Two targets. I can put them both down before they reach the car.

"Get in," I keep my voice low, meant only for her.

She goes still, except for the tremor running through her.

Then she follows the pressure of my hand, folding into the passenger seat, curling in on herself like she's trying to make her bones smaller.

I close her door softly just in case the noise might give her away.

I stay by the car, phone out, pretending to scroll.

My pulse is steady. My muscles are loose.

I'm boredom and bad posture. Every nerve underneath is stripped and sparking.

The men walk the lot methodically. No calling out. No questions.

They're not looking for someone trying to hide. They're looking for someone who knows how to and they're hunting.

And they think their prey can't do a damn thing about it.

One scans the row of cars, eyes sliding over me without sticking. I look like a man killing time, waiting for someone who'll never show.

They speak quietly, then split. One heads toward the street, the other walks the line of cars, close enough I can see the earpiece under his collar.

I let him walk past me.

When their footsteps fade, I slide into the driver's seat. She's wound tight, arms wrapped around her knees, knuckles white through denim. Her face is turned toward the window, but she's not seeing anything in front of her.

Her pupils are still blown wide, fixed on the side mirror.

I turn the key. The engine coughs, heater kicking on, air blasting through the vents.

Every instinct screams at me to move. Get her out. Get distance. Make this alley disappear behind us.

"Who were they?" I ask.

She flinches, but not because of me. She flinches at the two men she can still see in the mirror.

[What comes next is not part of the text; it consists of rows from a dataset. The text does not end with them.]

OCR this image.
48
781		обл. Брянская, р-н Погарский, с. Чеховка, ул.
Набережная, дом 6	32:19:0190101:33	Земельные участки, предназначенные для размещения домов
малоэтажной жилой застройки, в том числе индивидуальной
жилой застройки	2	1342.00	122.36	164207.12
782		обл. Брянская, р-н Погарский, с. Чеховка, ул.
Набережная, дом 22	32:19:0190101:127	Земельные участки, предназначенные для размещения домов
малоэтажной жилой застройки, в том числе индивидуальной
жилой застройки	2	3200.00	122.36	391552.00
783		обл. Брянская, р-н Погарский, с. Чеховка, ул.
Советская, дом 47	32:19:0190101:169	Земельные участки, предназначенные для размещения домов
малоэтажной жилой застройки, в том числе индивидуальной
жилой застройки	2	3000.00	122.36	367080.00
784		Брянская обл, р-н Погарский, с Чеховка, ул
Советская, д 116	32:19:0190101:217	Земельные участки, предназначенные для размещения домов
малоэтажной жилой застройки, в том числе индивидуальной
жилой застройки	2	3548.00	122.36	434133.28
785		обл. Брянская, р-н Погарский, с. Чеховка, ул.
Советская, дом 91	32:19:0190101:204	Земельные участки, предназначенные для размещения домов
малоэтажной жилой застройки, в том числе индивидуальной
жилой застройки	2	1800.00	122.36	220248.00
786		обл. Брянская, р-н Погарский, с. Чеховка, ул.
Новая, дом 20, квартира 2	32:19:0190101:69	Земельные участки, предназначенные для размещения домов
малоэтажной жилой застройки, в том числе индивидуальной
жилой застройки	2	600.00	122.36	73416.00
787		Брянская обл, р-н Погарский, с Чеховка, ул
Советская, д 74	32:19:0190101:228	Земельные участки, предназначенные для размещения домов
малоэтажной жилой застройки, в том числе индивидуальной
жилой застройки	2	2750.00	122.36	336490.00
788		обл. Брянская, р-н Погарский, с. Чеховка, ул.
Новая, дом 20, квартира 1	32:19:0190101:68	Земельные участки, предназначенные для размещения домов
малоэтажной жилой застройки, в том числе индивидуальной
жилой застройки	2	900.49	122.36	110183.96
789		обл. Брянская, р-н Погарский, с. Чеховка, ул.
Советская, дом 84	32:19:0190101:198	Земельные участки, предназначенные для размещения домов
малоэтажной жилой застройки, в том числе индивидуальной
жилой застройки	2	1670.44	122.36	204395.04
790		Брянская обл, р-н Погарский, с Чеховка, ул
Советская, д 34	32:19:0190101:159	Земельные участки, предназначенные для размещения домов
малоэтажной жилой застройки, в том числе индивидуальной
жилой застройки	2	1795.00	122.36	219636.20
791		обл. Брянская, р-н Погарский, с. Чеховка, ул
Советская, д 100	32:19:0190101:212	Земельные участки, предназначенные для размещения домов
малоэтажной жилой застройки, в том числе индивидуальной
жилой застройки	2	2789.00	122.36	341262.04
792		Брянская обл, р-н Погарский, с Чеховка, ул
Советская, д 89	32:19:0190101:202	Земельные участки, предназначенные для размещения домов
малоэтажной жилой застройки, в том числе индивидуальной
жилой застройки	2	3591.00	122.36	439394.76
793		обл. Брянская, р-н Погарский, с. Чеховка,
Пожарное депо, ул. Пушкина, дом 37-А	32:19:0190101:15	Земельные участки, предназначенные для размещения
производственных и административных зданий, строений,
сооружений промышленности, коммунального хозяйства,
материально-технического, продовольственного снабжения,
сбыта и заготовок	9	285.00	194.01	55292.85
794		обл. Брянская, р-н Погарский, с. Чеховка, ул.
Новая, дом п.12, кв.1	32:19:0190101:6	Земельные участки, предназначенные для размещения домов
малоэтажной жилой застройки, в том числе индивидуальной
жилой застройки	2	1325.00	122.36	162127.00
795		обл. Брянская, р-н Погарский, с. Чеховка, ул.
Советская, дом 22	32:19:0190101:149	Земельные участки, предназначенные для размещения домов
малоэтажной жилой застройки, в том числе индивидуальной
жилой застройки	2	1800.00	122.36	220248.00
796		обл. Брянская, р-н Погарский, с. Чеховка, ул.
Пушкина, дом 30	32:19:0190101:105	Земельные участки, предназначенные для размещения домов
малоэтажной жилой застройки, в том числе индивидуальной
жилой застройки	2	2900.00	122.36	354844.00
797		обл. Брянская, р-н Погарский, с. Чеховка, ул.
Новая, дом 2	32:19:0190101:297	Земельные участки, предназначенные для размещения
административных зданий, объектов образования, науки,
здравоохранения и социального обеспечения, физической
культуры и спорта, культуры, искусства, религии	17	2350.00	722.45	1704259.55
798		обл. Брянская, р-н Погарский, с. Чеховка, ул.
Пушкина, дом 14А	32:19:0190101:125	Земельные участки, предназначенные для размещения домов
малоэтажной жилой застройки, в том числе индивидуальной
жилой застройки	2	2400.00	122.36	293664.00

Jaw works. Nothing comes out.

"People I should have left behind." Her voice is frayed at the edges, more than I expected.

"You're going to tell me what the hell is going on," I say, because I need a target besides the image of her slamming into me like I'm the last solid thing in her world.

Her lids drop. She shakes.

"Go," she chokes out. "Now. Expressway." Her eyes flick open, locking onto the mirror.

So I do. Her hands shake in her lap the whole way to the expressway, and I drive faster.